Molycorp and Hitachi have signed an agreement that could lead to the production of rare earth magnets in the U.S. by next year.

You can thank the Chinese government for this one.

The two companies have entered into an agreement to form a joint venture that will focus on the production of neodymium-iron-boron (NdFeB) alloys and magnets. If all goes well, the joint venture could exist by April and magnets could start popping out by the end of next year. The raw materials for the magnets would come out of Molycorp's Mountain Pass, California mine. It is not operational at the moment, but the company held an IPO earlier this year to raise the cash to get it moving again.

Molycorp CEO Mark Smith told us last month that the company was negotiating with large conglomerates about a magnet venture. Molycorp is a mining company, but wanted to move into magnet production.

A Japanese conglomerate is a natural. Japan is one of the world's largest producers of hybrid cars, electric motors and other items that require rare earth magnets. In October, China, which controls 97 percent of the world supply, began to threaten to curb exports. In response, Mitsubishi and the University of Tokyo began to tout efforts to recycle magnets from old appliances while Toshiba talked up a plan to get rare earths from uranium. Meanwhile, in the U.S., NovaTorque is trying to popularize an electric motor that doesn't need rare earths.

Worldwide demand for rare earth minerals comes to around 50,000 to 55,000 tons a year, according to Smith. In 2009, China's export quotas sat at approximately 50,000 tons. This year, China dropped it to 30,000 tons and further cuts next year could drop it to 24,000 tons.

“This is an immediate concern,” Smith said in November. “A lot of people we are signing long-term agreements with are very tired of not knowing day to day. You have no idea what to expect.”

Demand, moreover, is slated to continue to rise. A 2.5-megawatt wind turbine contains approximately 4,000 pounds of magnets. Rare earth materials account for one-third of the weight of those magnets. LCD TVs and medical imaging equipment rely on rare earths, too.

Electric cars contain around 10 pounds of rare earth materials. Even if China shifts from exporting raw rare earth materials to finished goods containing rare earths, domestic consumption will invariably curb total exports to the West.

“Internal consumption [in China] tracks GDP growth,” he said.

The Mountain Pass mine in California contains ores with an average grade of 8.24 percent rare earth content. That’s the second richest average ore grade in the world, Smith asserted. The mine also contains one of the largest deposits in the world.

“There are over 200 reports on deposits for rare earth elements with over 100 in Canada, but no one is able to find large enough deposits or high enough ore grades,” he said. “If you have an ore grade of 2 percent, you will have a difficult time making money.”

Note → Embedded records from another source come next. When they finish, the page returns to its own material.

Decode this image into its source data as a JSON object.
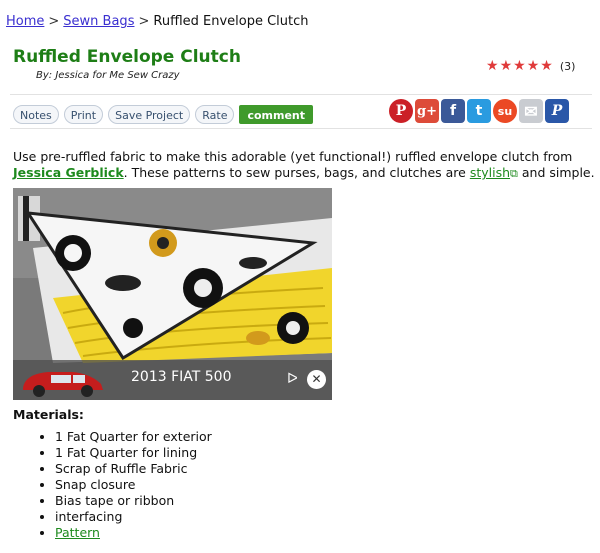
{
  "breadcrumb": {
    "home": "Home",
    "category": "Sewn Bags",
    "current": "Ruffled Envelope Clutch",
    "separator": ">"
  },
  "project": {
    "title": "Ruffled Envelope Clutch",
    "author": "By: Jessica for Me Sew Crazy"
  },
  "rating": {
    "stars": 5,
    "count": "(3)",
    "star_color": "#e03a3a"
  },
  "actions": {
    "notes": "Notes",
    "print": "Print",
    "save": "Save Project",
    "rate": "Rate",
    "comment": "comment"
  },
  "social": [
    {
      "name": "pinterest",
      "glyph": "P",
      "color": "#cb2027"
    },
    {
      "name": "google-plus",
      "glyph": "g+",
      "color": "#dd4b39"
    },
    {
      "name": "facebook",
      "glyph": "f",
      "color": "#3b5998"
    },
    {
      "name": "twitter",
      "glyph": "t",
      "color": "#2a9be0"
    },
    {
      "name": "stumbleupon",
      "glyph": "su",
      "color": "#eb4924"
    },
    {
      "name": "email",
      "glyph": "✉",
      "color": "#c9ccd1"
    },
    {
      "name": "pinterest-alt",
      "glyph": "P",
      "color": "#2a57a8"
    }
  ],
  "description": {
    "part1": "Use pre-ruffled fabric to make this adorable (yet functional!) ruffled envelope clutch from",
    "author_link": "Jessica Gerblick",
    "part2": ". These patterns to sew purses, bags, and clutches are",
    "stylish_link": "stylish",
    "part3": "and simple."
  },
  "ad": {
    "label": "2013 FIAT 500"
  },
  "materials": {
    "title": "Materials:",
    "items": [
      "1 Fat Quarter for exterior",
      "1 Fat Quarter for lining",
      "Scrap of Ruffle Fabric",
      "Snap closure",
      "Bias tape or ribbon",
      "interfacing"
    ],
    "pattern_link": "Pattern"
  }
}
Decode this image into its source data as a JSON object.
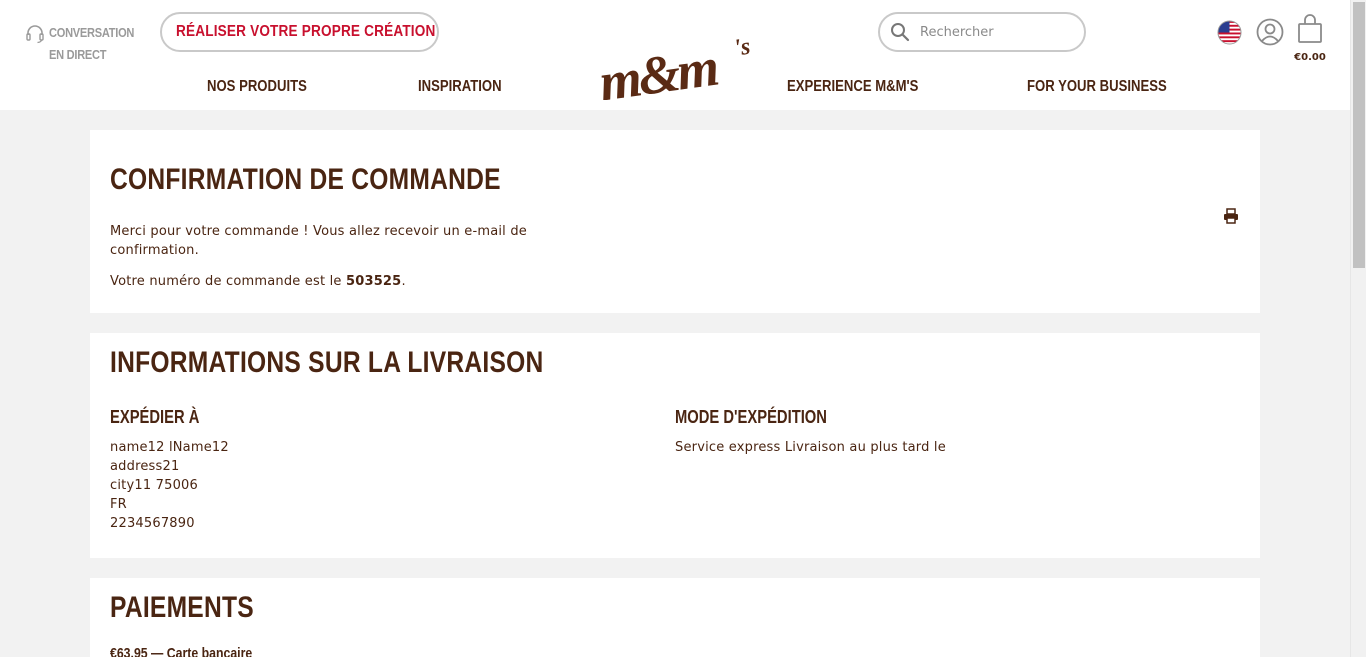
{
  "header": {
    "live_chat": "CONVERSATION EN DIRECT",
    "create_button": "RÉALISER VOTRE PROPRE CRÉATION",
    "search_placeholder": "Rechercher",
    "cart_total": "€0.00",
    "nav": [
      "NOS PRODUITS",
      "INSPIRATION",
      "EXPERIENCE M&M'S",
      "FOR YOUR BUSINESS"
    ]
  },
  "confirmation": {
    "title": "CONFIRMATION DE COMMANDE",
    "thanks_line1": "Merci pour votre commande ! Vous allez recevoir un e-mail de",
    "thanks_line2": "confirmation.",
    "order_prefix": "Votre numéro de commande est le ",
    "order_number": "503525",
    "order_suffix": "."
  },
  "delivery": {
    "title": "INFORMATIONS SUR LA LIVRAISON",
    "ship_to_title": "EXPÉDIER À",
    "ship_to_lines": [
      "name12 lName12",
      "address21",
      "city11 75006",
      "FR",
      "2234567890"
    ],
    "method_title": "MODE D'EXPÉDITION",
    "method_text": "Service express Livraison au plus tard le"
  },
  "payments": {
    "title": "PAIEMENTS",
    "line": "€63.95 — Carte bancaire"
  },
  "colors": {
    "brand_brown": "#4a2512",
    "brand_red": "#c8102e",
    "background": "#f2f2f2"
  },
  "icons": [
    "headset-icon",
    "mm-candy-icon",
    "search-icon",
    "us-flag-icon",
    "account-icon",
    "shopping-bag-icon",
    "print-icon"
  ]
}
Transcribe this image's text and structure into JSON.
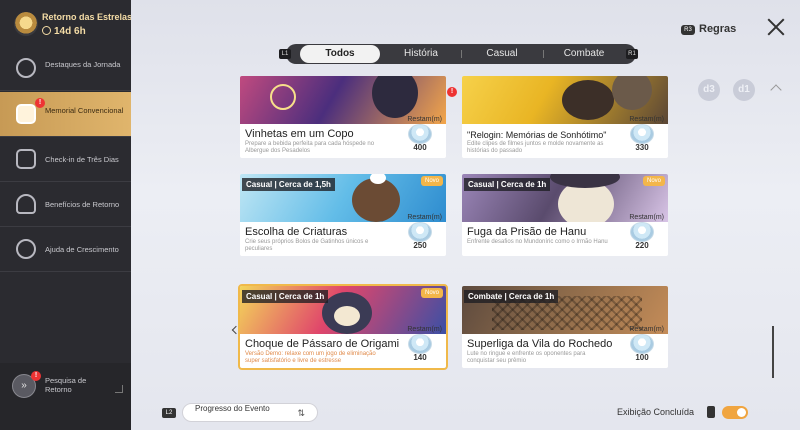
{
  "sidebar": {
    "title": "Retorno das Estrelas",
    "timer": "14d 6h",
    "items": [
      {
        "label": "Destaques da Jornada"
      },
      {
        "label": "Memorial Convencional"
      },
      {
        "label": "Check-in de Três Dias"
      },
      {
        "label": "Benefícios de Retorno"
      },
      {
        "label": "Ajuda de Crescimento"
      }
    ],
    "bottom": {
      "label": "Pesquisa de Retorno"
    },
    "alert": "!"
  },
  "header": {
    "rules_key": "R3",
    "rules": "Regras"
  },
  "tabs": {
    "left_key": "L1",
    "right_key": "R1",
    "items": [
      {
        "label": "Todos"
      },
      {
        "label": "História"
      },
      {
        "label": "Casual"
      },
      {
        "label": "Combate"
      }
    ]
  },
  "reward_label": "Restam",
  "new_label": "Novo",
  "cards": [
    {
      "title": "Vinhetas em um Copo",
      "desc": "Prepare a bebida perfeita para cada hóspede no Albergue dos Pesadelos",
      "reward": "400"
    },
    {
      "title": "\"Relogin: Memórias de Sonhótimo\"",
      "desc": "Edite clipes de filmes juntos e molde novamente as histórias do passado",
      "reward": "330"
    },
    {
      "tag": "Casual | Cerca de 1,5h",
      "title": "Escolha de Criaturas",
      "desc": "Crie seus próprios Bolos de Gatinhos únicos e peculiares",
      "reward": "250"
    },
    {
      "tag": "Casual | Cerca de 1h",
      "title": "Fuga da Prisão de Hanu",
      "desc": "Enfrente desafios no Mundoníric como o Irmão Hanu",
      "reward": "220"
    },
    {
      "tag": "Casual | Cerca de 1h",
      "title": "Choque de Pássaro de Origami",
      "desc": "Versão Demo: relaxe com um jogo de eliminação super satisfatório e livre de estresse",
      "reward": "140"
    },
    {
      "tag": "Combate | Cerca de 1h",
      "title": "Superliga da Vila do Rochedo",
      "desc": "Lute no ringue e enfrente os oponentes para conquistar seu prêmio",
      "reward": "100"
    }
  ],
  "floats": {
    "a": "d3",
    "b": "d1"
  },
  "footer": {
    "key": "L2",
    "progress": "Progresso do Evento",
    "sort_icon": "⇅",
    "done": "Exibição Concluída"
  },
  "colors": {
    "accent": "#e0b56c",
    "toggle": "#f0a540",
    "alert": "#e33333"
  }
}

And Molycorp has got real estate. The mine exists on 55 acres. The company also owns 2,222 acres and has mineral rights on 8,000 acres.

The mine itself has been around for 58 years. Chevron acquired the mine through its purchase of Unocal in 2005, which had lost money for years. In September 2008, the oil giant spun it out to a group of investors for $80 million. Molycorp, the new company, raised nearly $400 million in an IPO in July. While the stock wallowed in the $13 range, it began a steep rise after China’s saber-rattling.